L'exposition Vlaminck (1876 - 1958) présentée actuellement au Sénat se consacre aux premières années du peintre fauve, de 1900 à 1915, période elle-même scindée en deux, marquée par la césure de 1907 et la découverte de Cézanne qui réoriente sensiblement le travail de la couleur. La couleur, c'est bien la grande affaire de Vlaminck, comme on peut lire ici ou là (La Croix, Rue 89, F3 et ici et encore là). Les premières années dans le compagnonnage de Matisse et Derain sont effectivement marquées la vigueur du colorisme, qui n'est cependant pas si débridé que cela. Je m'explique. Trop de commentaires abusent d'une rhétorique de la "férocité", "l'explosion", le "déchaînement" sans règle des pigments sur la toile. Peut-être est-ce ainsi que ces toiles furent perçues en leur temps.
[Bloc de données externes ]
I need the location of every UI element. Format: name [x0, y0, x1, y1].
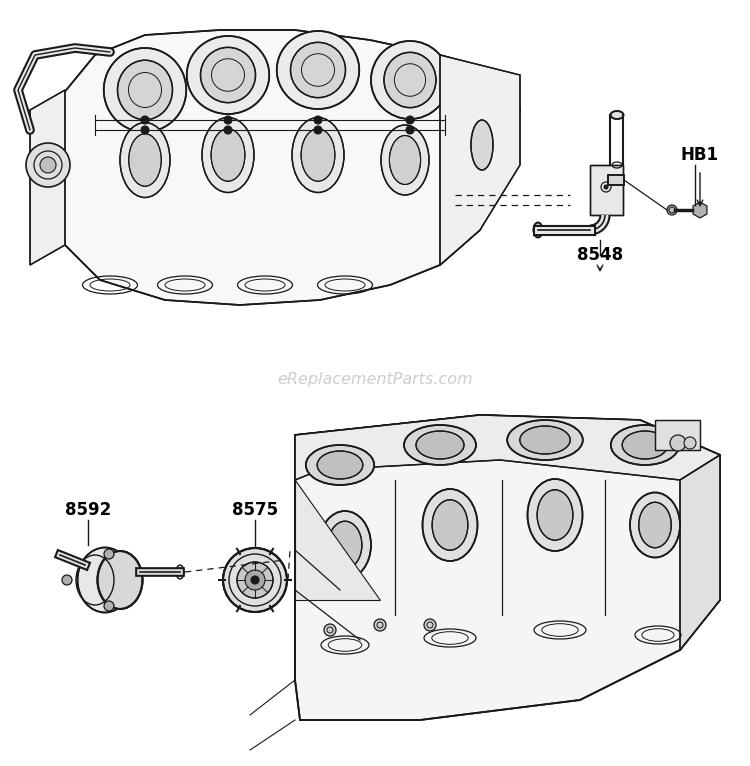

Le spectateur 2008 trouvera peut-être que la tempête colorée paraît plus sage avec le recul, révélant (peut-être) du même coup ce qui est au coeur de la démarche. Les tableaux de Vlaminck sont à leur meilleur lorsqu'ils mettent en scène non pas une explosion débridée mais plutôt cette tension interne au panneau, entre les couleurs et les formes, les unes toujours sur le point de déborder ou de faire éclater les autres, mais sur le point seulement, et sans toutefois gommer les formes de la figuration. Des blés rouges, des nuages roses, des ponts multicolores sur la seine, avec leurs reflets bleus, ocres, verts : tout semble rôtir, rougeoyer d'une intensité particulière, à la lisière de l'écartèlement. Les couleurs travaillent l'organisation du tableau, elles dynamitent la représentation du réel, mais n'explosent pas tout à fait et ne rompent pas les amarres avec lui. Sauf en de très rares exceptions, il est vrai, qui flirtent alors avec l'abstraction, ou l'expressionnisme abstrait.
Il est d'autant plus remarquable que le peintre se soit livré à ce travail sur la couleur sur le ciel grisâtre de la région parisienne et Chatou, lorsque ses congénères ne juraient qu'au soleil du Midi. Mais rapidement Vlaminck prend acte des limites du colorisme excessif : « Le jeu de la couleur pure dans laquelle je m’étais jeté à corps perdu ne me contentait plus. Je souffrais de ne pouvoir frapper plus fort, d’être arrivé au maximum d’intensité, limité que je demeurais par le bleu ou le rouge du marchand de couleurs ».
Une deuxième chose frappante, dans les toiles exposées là, vient de la récurrence du thème de la fumée, celle de la cigarette, de la pipe, de la cheminée d'usine ou du remorqueur, des nuages... Il y a peu de tableaux où ce thème est totalement absent. Or la fumée est un élément central de toute réflexion sur la forme et le visible : par son évanescence, sa précarité, la fumée illustre la tension de la forme et de l'informe, de l'émergence et de la disparition. On se rappelle du beau livre d'Henri Atlan sur ce thème.
La découverte de Cézanne en 1907 marque un point de non retour. Comme s'il était parvenu au terme de son exploration de la couleur, Vlaminck travaille sur les formes de l'espace fragmenté, les distorsions de perspectives, dans les tons bruns, gris, ocres, inspirés du cubisme. C'est aussi l'occasion d'une autre approche sur la couleur, par des effets de contraste, la clair / obscur, la superposition de blancs et noirs, rouges et verts (Les toits rouges), des hameaux colorés entr'aperçus à travers ls branchages sombres. Dans ces tableaux, on perçoit encore la leçon de Cézanne.
Le visiteur croisera bien sûr au fil de l'exposition le galeriste Ambroise Vollard (toujours lui), grâce à qui le peintre acquit renommée et fortune. Les pièces de céramique (jarres, assiettes) réalisées sur ses conseils avec André de Metthey, méritent le coup d'oeil. Enfin, les quelques magnifiques statuettes d'art premier dont Vlaminck fut un précoce défenseur et collectionneur, en regard des tableaux d'avant guerre, aux couleurs souples, douces, presque effacées dans la brume (toujours la fumée), fournissent des éléments pour une lecture de Vlaminck au moins autant marquée par le travail sur la forme que sur la fascination de la couleur.
Vlaminck, un instinct fauve, exposition au musée du Luxembourg, 19, rue de Vaugirard, Paris VIe - jusqu'au 20 juillet - lun. et ven. de 10h30 à 22h, mar., mer., jeu. et sam. de 10h30 à 19h, dim. de 9h à 19h - Rés.: 08-92-684-694 - 6€/11€.